Tidy Data Assignment

Human Activity Recognition Using Smartphones Data Set

Assignment

Create one R script run_analysis.R to do the following:

Merge the training and the test sets to create one data set.
Extract only the measurements on the mean and standard deviation for each measurement.
Use descriptive activity names to name the activities in the data set
Appropriately labels the data set with descriptive feature names.
Create a second, independent tidy data set with the average of each variable for each activity and each subject.

Step 1 : Merge the training and the test sets

The required dataset was downloaded and unzipped in a local directory using the following R script

get_zip_file <- function(zipdir, url) 
{            
  #Create a temp file to save the downloaded zipped file          
  temp <- tempfile()   
  
  #download the file from the given url         
  download.file(url, temp) 
  
  #Create the zipdir directory         
  dir.create(zipdir)    
  
  #Unzip the file into the directory         
  unzip(temp, exdir = zipdir)     
}

Local directory is assigned to zipdir in order to access all the relevant files.
```
zipdir<-"UCI HAR Dataset"
```

Observed Data from train/X_train.txt and test/X_test.txt is read into data frames data_Train and data_Test respectively from appropriate folders in zipdir,

data_Train<-read.table(paste(zipdir,"train/X_train.txt", sep= "/"), stringsAsFactors = FALSE)
data_Test<-read.table(paste(zipdir,"test/X_test.txt", sep= "/"), stringsAsFactors = FALSE)

Subject Info from train/subject_train.txt and test/subject_test.txt is read into data frames data_SubTrain and data_SubTest respectively,

data_SubTrain<-read.table(paste(zipdir,"train/subject_train.txt", sep= "/"), stringsAsFactors = FALSE)
data_SubTest<-read.table(paste(zipdir,"test/subject_test.txt", sep= "/"), stringsAsFactors = FALSE)

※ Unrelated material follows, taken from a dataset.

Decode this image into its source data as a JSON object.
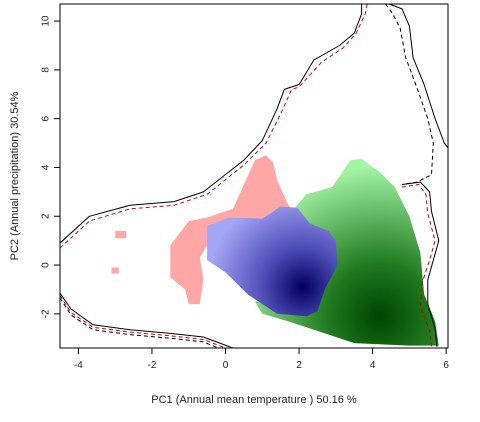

Labels from train/y_train.txt and test/y_test.txt is read into data frames data_Train_Activity and data_Test_Activity respectively,

data_Train_Activity<-read.table(paste(zipdir,"train/y_train.txt", sep= "/"), stringsAsFactors = FALSE)
data_Test_Activity<-read.table(paste(zipdir,"test/y_test.txt", sep= "/"), stringsAsFactors = FALSE)

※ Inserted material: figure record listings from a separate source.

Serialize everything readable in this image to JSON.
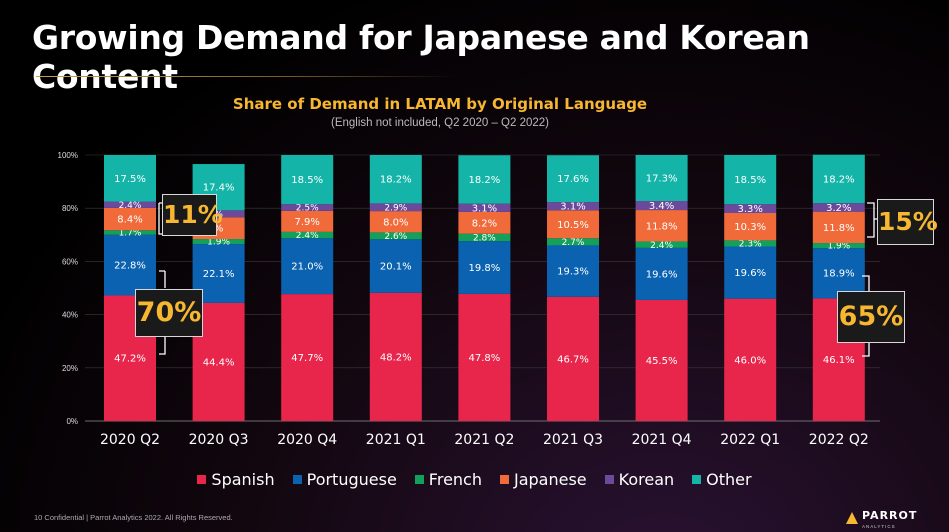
{
  "page": {
    "title": "Growing Demand for Japanese and Korean Content",
    "footer": "10  Confidential | Parrot Analytics 2022. All Rights Reserved.",
    "logo_text": "PARROT",
    "logo_sub": "ANALYTICS"
  },
  "callouts": {
    "japanese_korean_2020": "11%",
    "spanish_2020": "70%",
    "japanese_korean_2022": "15%",
    "spanish_2022": "65%"
  },
  "colors": {
    "Spanish": "#e8264b",
    "Portuguese": "#0a62b0",
    "French": "#12a05a",
    "Japanese": "#f06a3a",
    "Korean": "#6b4a9b",
    "Other": "#14b5a8",
    "accent": "#f7b731"
  },
  "chart_data": {
    "type": "bar",
    "stacked": true,
    "title": "Share of Demand in LATAM by Original Language",
    "subtitle": "(English not included, Q2 2020 – Q2 2022)",
    "categories": [
      "2020 Q2",
      "2020 Q3",
      "2020 Q4",
      "2021 Q1",
      "2021 Q2",
      "2021 Q3",
      "2021 Q4",
      "2022 Q1",
      "2022 Q2"
    ],
    "y_ticks": [
      "0%",
      "20%",
      "40%",
      "60%",
      "80%",
      "100%"
    ],
    "ylim": [
      0,
      100
    ],
    "legend_position": "bottom",
    "series": [
      {
        "name": "Spanish",
        "values": [
          47.2,
          44.4,
          47.7,
          48.2,
          47.8,
          46.7,
          45.5,
          46.0,
          46.1
        ],
        "labels": [
          "47.2%",
          "44.4%",
          "47.7%",
          "48.2%",
          "47.8%",
          "46.7%",
          "45.5%",
          "46.0%",
          "46.1%"
        ]
      },
      {
        "name": "Portuguese",
        "values": [
          22.8,
          22.1,
          21.0,
          20.1,
          19.8,
          19.3,
          19.6,
          19.6,
          18.9
        ],
        "labels": [
          "22.8%",
          "22.1%",
          "21.0%",
          "20.1%",
          "19.8%",
          "19.3%",
          "19.6%",
          "19.6%",
          "18.9%"
        ]
      },
      {
        "name": "French",
        "values": [
          1.7,
          1.9,
          2.4,
          2.6,
          2.8,
          2.7,
          2.4,
          2.3,
          1.9
        ],
        "labels": [
          "1.7%",
          "1.9%",
          "2.4%",
          "2.6%",
          "2.8%",
          "2.7%",
          "2.4%",
          "2.3%",
          "1.9%"
        ]
      },
      {
        "name": "Japanese",
        "values": [
          8.4,
          8.2,
          7.9,
          8.0,
          8.2,
          10.5,
          11.8,
          10.3,
          11.8
        ],
        "labels": [
          "8.4%",
          "%",
          "7.9%",
          "8.0%",
          "8.2%",
          "10.5%",
          "11.8%",
          "10.3%",
          "11.8%"
        ]
      },
      {
        "name": "Korean",
        "values": [
          2.4,
          2.6,
          2.5,
          2.9,
          3.1,
          3.1,
          3.4,
          3.3,
          3.2
        ],
        "labels": [
          "2.4%",
          "%",
          "2.5%",
          "2.9%",
          "3.1%",
          "3.1%",
          "3.4%",
          "3.3%",
          "3.2%"
        ]
      },
      {
        "name": "Other",
        "values": [
          17.5,
          17.4,
          18.5,
          18.2,
          18.2,
          17.6,
          17.3,
          18.5,
          18.2
        ],
        "labels": [
          "17.5%",
          "17.4%",
          "18.5%",
          "18.2%",
          "18.2%",
          "17.6%",
          "17.3%",
          "18.5%",
          "18.2%"
        ]
      }
    ]
  }
}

List of all features from features.txt is read into data frame data_features. These are the 561 observed variables in the Train and Test data sets.
```
data_features<-read.table(paste(zipdir,"features.txt", sep= "/"), stringsAsFactors = FALSE)
```
Activity name for each activity, which has been provided in the file activity_labels.txt, is loaded into to data frame data_activity_labels, which will be used in Step 3.
```
data_activity_labels<-read.table(paste(zipdir,"activity_labels.txt", sep= "/"), stringsAsFactors = FALSE)        
```
Data frame data_Train and data_Test are merged together using rbind() into data frame data_Observations.
```
data_Observations<-rbind(data_Train, data_Test)
```
Data frame data_SubTrain and data_SubTest are merged together using rbind() into data frame data_Subject.
```
data_Subject<-rbind(data_SubTrain,data_SubTest)
```
Data frame data_Train_Activity and data_Test_Activity are merged together using rbind() into data frame data_Activity.
```
data_Activity<-rbind(data_Train_Activity, data_Test_Activity)
```

Column names for data frame data_Observations is assigned as

setnames(data_Observations,names(data_Observations), data_features[,2])

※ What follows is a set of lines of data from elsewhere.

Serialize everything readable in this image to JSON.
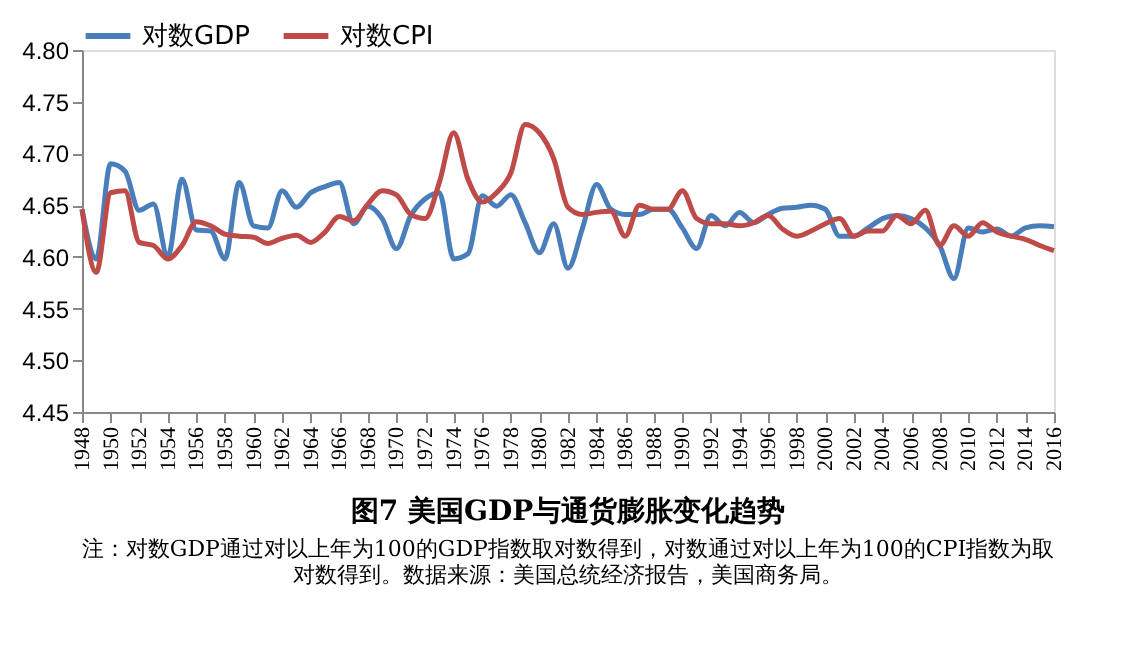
{
  "chart_data": {
    "type": "line",
    "title": "图7  美国GDP与通货膨胀变化趋势",
    "annotations": [
      "注：对数GDP通过对以上年为100的GDP指数取对数得到，对数通过对以上年为100的CPI指数为取对数得到。数据来源：美国总统经济报告，美国商务局。"
    ],
    "x": [
      1948,
      1949,
      1950,
      1951,
      1952,
      1953,
      1954,
      1955,
      1956,
      1957,
      1958,
      1959,
      1960,
      1961,
      1962,
      1963,
      1964,
      1965,
      1966,
      1967,
      1968,
      1969,
      1970,
      1971,
      1972,
      1973,
      1974,
      1975,
      1976,
      1977,
      1978,
      1979,
      1980,
      1981,
      1982,
      1983,
      1984,
      1985,
      1986,
      1987,
      1988,
      1989,
      1990,
      1991,
      1992,
      1993,
      1994,
      1995,
      1996,
      1997,
      1998,
      1999,
      2000,
      2001,
      2002,
      2003,
      2004,
      2005,
      2006,
      2007,
      2008,
      2009,
      2010,
      2011,
      2012,
      2013,
      2014,
      2015,
      2016
    ],
    "series": [
      {
        "name": "对数GDP",
        "color": "#4a7ebb",
        "values": [
          4.646,
          4.598,
          4.69,
          4.683,
          4.645,
          4.651,
          4.6,
          4.675,
          4.626,
          4.625,
          4.598,
          4.672,
          4.63,
          4.628,
          4.664,
          4.648,
          4.662,
          4.668,
          4.672,
          4.632,
          4.649,
          4.637,
          4.608,
          4.64,
          4.656,
          4.662,
          4.598,
          4.603,
          4.659,
          4.649,
          4.66,
          4.633,
          4.604,
          4.632,
          4.589,
          4.627,
          4.67,
          4.646,
          4.641,
          4.641,
          4.646,
          4.646,
          4.628,
          4.608,
          4.64,
          4.63,
          4.643,
          4.633,
          4.641,
          4.647,
          4.648,
          4.65,
          4.646,
          4.62,
          4.62,
          4.628,
          4.637,
          4.64,
          4.637,
          4.628,
          4.611,
          4.579,
          4.628,
          4.624,
          4.627,
          4.62,
          4.628,
          4.63,
          4.629
        ]
      },
      {
        "name": "对数CPI",
        "color": "#be4b48",
        "values": [
          4.646,
          4.585,
          4.662,
          4.664,
          4.614,
          4.611,
          4.598,
          4.611,
          4.634,
          4.63,
          4.622,
          4.62,
          4.619,
          4.613,
          4.618,
          4.621,
          4.614,
          4.624,
          4.639,
          4.635,
          4.651,
          4.664,
          4.66,
          4.641,
          4.637,
          4.672,
          4.72,
          4.675,
          4.653,
          4.662,
          4.681,
          4.728,
          4.72,
          4.695,
          4.648,
          4.641,
          4.643,
          4.644,
          4.62,
          4.65,
          4.646,
          4.646,
          4.664,
          4.637,
          4.632,
          4.632,
          4.63,
          4.633,
          4.64,
          4.627,
          4.62,
          4.625,
          4.632,
          4.637,
          4.62,
          4.625,
          4.625,
          4.64,
          4.632,
          4.645,
          4.611,
          4.63,
          4.62,
          4.633,
          4.624,
          4.62,
          4.617,
          4.611,
          4.606
        ]
      }
    ],
    "xlim": [
      1948,
      2016
    ],
    "xticks": [
      1948,
      1950,
      1952,
      1954,
      1956,
      1958,
      1960,
      1962,
      1964,
      1966,
      1968,
      1970,
      1972,
      1974,
      1976,
      1978,
      1980,
      1982,
      1984,
      1986,
      1988,
      1990,
      1992,
      1994,
      1996,
      1998,
      2000,
      2002,
      2004,
      2006,
      2008,
      2010,
      2012,
      2014,
      2016
    ],
    "ylim": [
      4.45,
      4.8
    ],
    "yticks": [
      4.45,
      {
        "value": 4.5,
        "label": "4.50"
      },
      4.55,
      {
        "value": 4.6,
        "label": "4.60"
      },
      4.65,
      {
        "value": 4.7,
        "label": "4.70"
      },
      4.75,
      {
        "value": 4.8,
        "label": "4.80"
      }
    ],
    "legend": "top",
    "grid": false,
    "marker": "none",
    "line_style": "solid"
  }
}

Column names for data_SubTrain and data_Train_Activity is also assigned as

setnames(data_Subject, names(data_Subject), "subject")         
setnames(data_Activity, names(data_Activity), "activity")

Step 2 : Extract only the measurements on the mean and standard deviation for each measurement

As only the measurements on the mean and standard deviation for each measurement is required, grepl() is used to extract these relevant columns.

grepl() is used get only those columns with mean() and std() at the end. This gives a logical vector of column names selectColumns only with mean() and std() as required.

selectColumns<-(grepl("-mean\\()$",names(data_Observations)) &
            !grepl("-meanFreq\\()",names(data_Observations)) | 
             grepl("-std\\()$",names(data_Observations)))

selectColumns is used to extract only the relevant columns from the data_Observations data frame.
```
data_Observations<-data_Observations[,selectColumns]
```
Now, all three data frames are ready to be merged together by cbind() to create one complete data frame data_All
```
data_All<-cbind(data_Activity, data_Observations)  
data_All<-cbind(data_Subject, data_All)
```

Step 3 : Descriptive activity names for the activities in the data set

Activity name for each activity, which has been loaded into data frame data_activity_labels in Step 1, is used to give proper description. Remove "_" from the activity label and convert it to lower case.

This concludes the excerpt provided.